Will Loss of Arctic Sea Ice Cause More ‘Snow on Ice’ in Greenland?

Nicolàs Young collects a surface rock sample from a glacial erratic in Greenland. Erratics sitting unshielded on the Greenland bedrock are selected for sampling. Using a multi-cosmogenic technique, isotopes beryllium-10 (half life of 1,387,000 years) and aluminum-26 (half life of 720,000 years) are used in tandem to calculate the time of rock exposure and thus when the Greenland Ice sheet retreated from this position. (Photo: Margie Turrin)

Nicolàs Young, an assistant professor at Columbia’s Lamont-Doherty Earth Observatory, Jason Briner, a professor at the University of Buffalo, and an assortment of fellow scientists and graduate students are gearing up to spend a third summer camping along the Greenland ice margin.

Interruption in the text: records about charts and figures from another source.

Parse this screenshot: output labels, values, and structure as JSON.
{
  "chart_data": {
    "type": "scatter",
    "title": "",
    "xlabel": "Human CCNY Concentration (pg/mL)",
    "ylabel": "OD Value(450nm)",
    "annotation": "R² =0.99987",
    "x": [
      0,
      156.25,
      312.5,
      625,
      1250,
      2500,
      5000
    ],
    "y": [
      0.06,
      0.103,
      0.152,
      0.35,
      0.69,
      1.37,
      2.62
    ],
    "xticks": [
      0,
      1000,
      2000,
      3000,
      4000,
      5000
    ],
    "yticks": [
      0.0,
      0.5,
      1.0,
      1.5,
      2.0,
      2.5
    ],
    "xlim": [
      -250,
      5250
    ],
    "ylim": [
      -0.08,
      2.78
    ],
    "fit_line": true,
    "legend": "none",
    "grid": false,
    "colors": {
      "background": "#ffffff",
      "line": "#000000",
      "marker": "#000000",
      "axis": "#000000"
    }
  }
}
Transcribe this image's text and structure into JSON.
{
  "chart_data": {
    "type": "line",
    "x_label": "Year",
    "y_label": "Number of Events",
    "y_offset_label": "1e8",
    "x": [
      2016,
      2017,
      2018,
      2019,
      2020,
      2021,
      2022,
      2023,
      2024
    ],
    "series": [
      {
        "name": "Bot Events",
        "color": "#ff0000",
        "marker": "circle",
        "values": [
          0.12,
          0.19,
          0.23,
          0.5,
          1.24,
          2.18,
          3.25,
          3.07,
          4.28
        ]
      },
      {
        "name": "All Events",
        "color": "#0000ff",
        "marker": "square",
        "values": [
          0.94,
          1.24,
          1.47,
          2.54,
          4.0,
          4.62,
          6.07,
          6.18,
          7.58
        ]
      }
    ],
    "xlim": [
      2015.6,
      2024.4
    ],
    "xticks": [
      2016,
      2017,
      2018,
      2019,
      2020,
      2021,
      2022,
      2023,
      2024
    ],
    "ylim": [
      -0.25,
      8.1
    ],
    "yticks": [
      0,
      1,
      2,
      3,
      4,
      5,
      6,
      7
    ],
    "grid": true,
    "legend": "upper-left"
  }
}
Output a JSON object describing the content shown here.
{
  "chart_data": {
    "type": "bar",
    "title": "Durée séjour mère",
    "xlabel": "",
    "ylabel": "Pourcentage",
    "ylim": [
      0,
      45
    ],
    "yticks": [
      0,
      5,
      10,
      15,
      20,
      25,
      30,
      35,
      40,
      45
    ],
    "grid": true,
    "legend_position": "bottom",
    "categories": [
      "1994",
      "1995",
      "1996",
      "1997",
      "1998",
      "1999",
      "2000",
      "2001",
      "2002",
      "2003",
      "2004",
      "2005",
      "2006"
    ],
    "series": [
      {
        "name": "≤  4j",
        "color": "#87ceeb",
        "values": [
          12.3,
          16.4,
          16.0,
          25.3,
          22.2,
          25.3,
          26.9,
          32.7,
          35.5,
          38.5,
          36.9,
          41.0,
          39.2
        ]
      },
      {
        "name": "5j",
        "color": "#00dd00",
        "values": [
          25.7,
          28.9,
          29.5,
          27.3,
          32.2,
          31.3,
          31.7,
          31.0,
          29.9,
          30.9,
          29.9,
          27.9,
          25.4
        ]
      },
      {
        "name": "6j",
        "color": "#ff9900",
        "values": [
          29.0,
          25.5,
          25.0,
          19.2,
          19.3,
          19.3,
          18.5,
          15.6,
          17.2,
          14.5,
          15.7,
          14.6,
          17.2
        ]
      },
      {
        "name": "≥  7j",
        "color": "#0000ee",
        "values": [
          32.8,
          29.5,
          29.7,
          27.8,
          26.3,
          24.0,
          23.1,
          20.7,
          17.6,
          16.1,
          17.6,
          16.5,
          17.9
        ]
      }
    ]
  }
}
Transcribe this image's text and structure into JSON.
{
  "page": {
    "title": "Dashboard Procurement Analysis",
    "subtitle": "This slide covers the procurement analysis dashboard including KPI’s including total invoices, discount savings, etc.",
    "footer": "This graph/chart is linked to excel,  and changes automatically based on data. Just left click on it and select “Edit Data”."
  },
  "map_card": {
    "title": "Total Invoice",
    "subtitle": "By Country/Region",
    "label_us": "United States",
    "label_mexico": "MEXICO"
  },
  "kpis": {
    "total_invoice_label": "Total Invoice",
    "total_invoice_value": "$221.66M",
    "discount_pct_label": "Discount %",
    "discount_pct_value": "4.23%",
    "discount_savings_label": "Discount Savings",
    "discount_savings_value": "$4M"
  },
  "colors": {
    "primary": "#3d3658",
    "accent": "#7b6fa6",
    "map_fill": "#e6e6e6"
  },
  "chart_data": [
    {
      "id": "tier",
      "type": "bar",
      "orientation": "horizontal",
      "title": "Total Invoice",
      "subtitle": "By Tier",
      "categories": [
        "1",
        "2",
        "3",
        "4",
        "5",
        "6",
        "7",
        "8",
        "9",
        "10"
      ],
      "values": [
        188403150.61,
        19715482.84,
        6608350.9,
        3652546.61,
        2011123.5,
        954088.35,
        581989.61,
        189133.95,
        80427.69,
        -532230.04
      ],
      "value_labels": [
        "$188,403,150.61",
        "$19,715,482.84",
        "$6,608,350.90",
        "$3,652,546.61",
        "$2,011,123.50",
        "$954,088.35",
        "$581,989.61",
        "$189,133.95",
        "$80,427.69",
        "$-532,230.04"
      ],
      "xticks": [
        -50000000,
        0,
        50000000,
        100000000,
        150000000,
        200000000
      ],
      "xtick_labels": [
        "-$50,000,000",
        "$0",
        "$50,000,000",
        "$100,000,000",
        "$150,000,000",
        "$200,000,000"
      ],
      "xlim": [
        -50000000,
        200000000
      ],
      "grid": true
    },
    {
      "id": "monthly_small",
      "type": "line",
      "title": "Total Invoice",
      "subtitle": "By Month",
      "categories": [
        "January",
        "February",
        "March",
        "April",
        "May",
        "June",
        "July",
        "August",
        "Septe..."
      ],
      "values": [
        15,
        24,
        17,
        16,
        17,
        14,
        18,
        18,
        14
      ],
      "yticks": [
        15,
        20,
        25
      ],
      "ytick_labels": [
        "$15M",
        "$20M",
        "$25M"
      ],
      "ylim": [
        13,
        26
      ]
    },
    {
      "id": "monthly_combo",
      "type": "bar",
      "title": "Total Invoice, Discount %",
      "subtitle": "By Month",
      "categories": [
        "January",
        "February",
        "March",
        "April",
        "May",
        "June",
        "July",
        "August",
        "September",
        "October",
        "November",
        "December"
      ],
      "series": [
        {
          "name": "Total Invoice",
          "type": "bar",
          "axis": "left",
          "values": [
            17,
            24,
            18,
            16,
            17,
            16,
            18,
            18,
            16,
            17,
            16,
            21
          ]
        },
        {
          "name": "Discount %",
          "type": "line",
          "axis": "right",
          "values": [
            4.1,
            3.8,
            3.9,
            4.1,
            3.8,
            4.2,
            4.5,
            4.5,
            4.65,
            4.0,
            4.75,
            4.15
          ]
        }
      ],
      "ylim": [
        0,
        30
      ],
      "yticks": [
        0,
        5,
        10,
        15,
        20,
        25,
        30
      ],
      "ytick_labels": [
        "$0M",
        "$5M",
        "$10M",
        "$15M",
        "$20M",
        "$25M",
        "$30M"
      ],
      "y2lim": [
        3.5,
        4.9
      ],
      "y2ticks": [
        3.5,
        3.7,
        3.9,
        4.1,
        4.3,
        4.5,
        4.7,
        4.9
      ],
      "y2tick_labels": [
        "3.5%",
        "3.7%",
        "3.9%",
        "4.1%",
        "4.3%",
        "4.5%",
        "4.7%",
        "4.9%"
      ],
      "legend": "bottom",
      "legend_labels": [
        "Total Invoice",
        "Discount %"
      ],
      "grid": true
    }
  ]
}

As part of an ambitious multi-institutional and cross-disciplinary project, NSF-funded Snow on Ice, Young and Briner are collecting lake sediment, rock, water and plant samples that will be used to tease apart linkages between sea ice on the Arctic Ocean, atmospheric uptake through increased evaporation and changes in snowfall on the Greenland Ice Sheet. The fieldwork will be centered in southwest Greenland where climate sensitivity during past interglacials was the greatest. The resulting data will be combined with new isotopic ice core work and updated subglacial topography, for delivery to two sets of modelers on the project team to feed into a set of nested models.

The project goal is to look at the last 8000 years in Western Greenland, spanning back into the last Thermal Maximum when temperatures were approximated at 1-2°C warmer than today and the ice sheet was smaller. It is difficult to constrain the dimensions of an ice sheet that is smaller than present as the traditional markers that are used for evidence are covered over but we will tackle it with the multiple instrument approach described above. The data will be used as a proxy for what might happen in Greenland’s future, addressing with increased certainty whether reductions in Arctic sea ice in the past triggered a feedback loop that caused increased precipitation falling as snow, and resulted in stabilizing the Greenland ice Sheet even in a warming climate.